Not what I was expecting. Caught off-guard, I couldn’t help but laugh, and I truthfully responded that I didn’t know much about sports. He made a face and tried again. “Who has a larger penis, Indian men or Jewish men?” I told him, again truthfully, that the largest penis I’d ever encountered had been attached to an Indian client of mine. He seemed equally unhappy with this response and fired off an assault of questions: “Who is more studious, white men or Jewish men? Who is more respectful, Black men or Jewish men? Who is taller, Mexican men or Jewish men?” It goes on. When he finally let me speak, I explained that I don’t associate a certain quality such as intelligence, athleticism, attractiveness, etc. with a particular race or ethnicity. He smiled in anticipation and told me I “suffered from a disease called political correctness.”

He then began rambling stats about Jewish people: what percentage have won nobel prizes, what percentage go to ivy league schools, what percentage are lawyers, doctors, Hollywood producers, etc. He told me that Jewish people are the most powerful and supreme race, and that they manufactured the Holocaust as a sneaky ploy for sympathy to distract from their quiet and rapid path to global domination. All the while, he referred to me as a “worthless little gentile” and, between lotiony-strokes, asked me how I liked his “powerful Jewish cock.” “Do you have a sugar daddy, little gentile? I could be yours. You aren’t Jewish and can never be on our level, but you can get as close as a gentile can. Do you know what a kosher woman is? It means she’s pure.” He brought himself to climax while simultaneously asking me about my IQ level (spoiler: I didn’t know then and still don’t).

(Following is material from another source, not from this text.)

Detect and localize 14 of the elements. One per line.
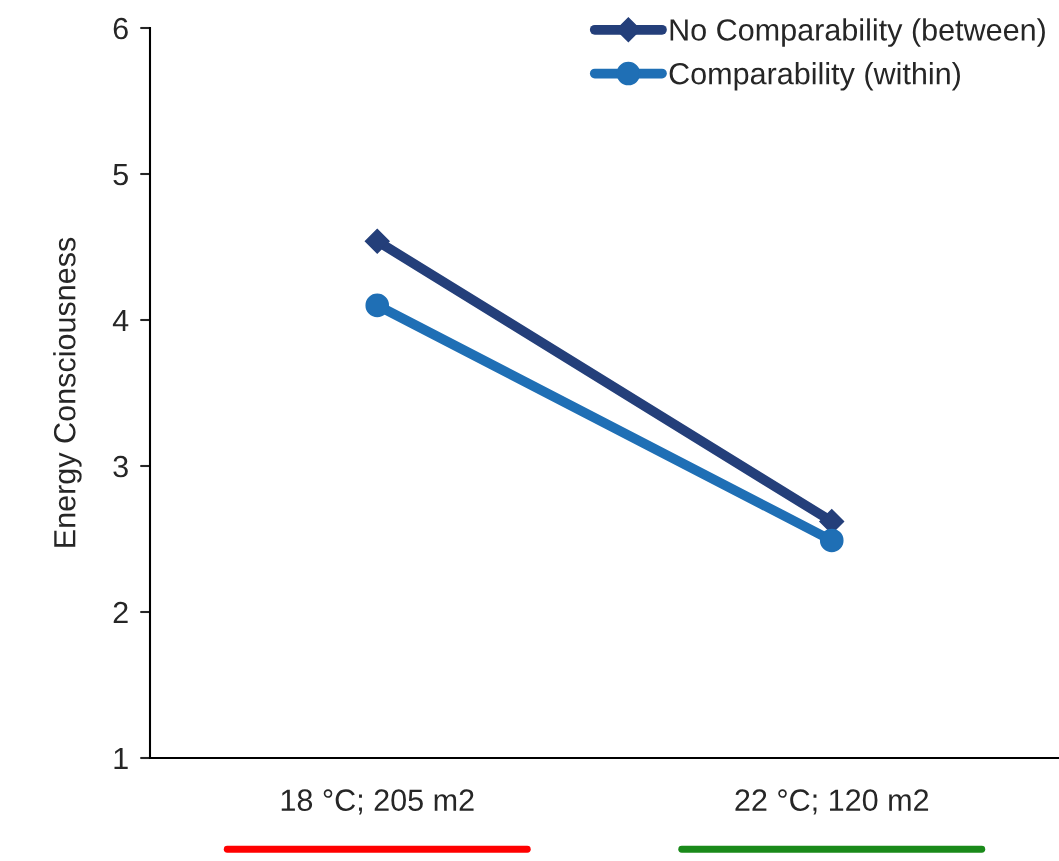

When I got home at 1:30AM, I recounted the story to my Jewish partner who squealed with delight and disbelief before dubbing him “powerful Jewish cock client.” He kissed me between laughter and muffled comments about my being his unpure, wicked shiksa. I only saw P.J.C. one other time after our initial encounter. It was six months later and he had the same barrage of questions (and personal towel-couch-barrier + lotion lube), although this time was with the added joy of comments about whether I thought he could out-wrestle my boyfriend. Unfortunately, the Great Jewish Wrestling Match never took place, but four years later my partner and I still find ourselves mentioning the P.J.C. in humorous passing.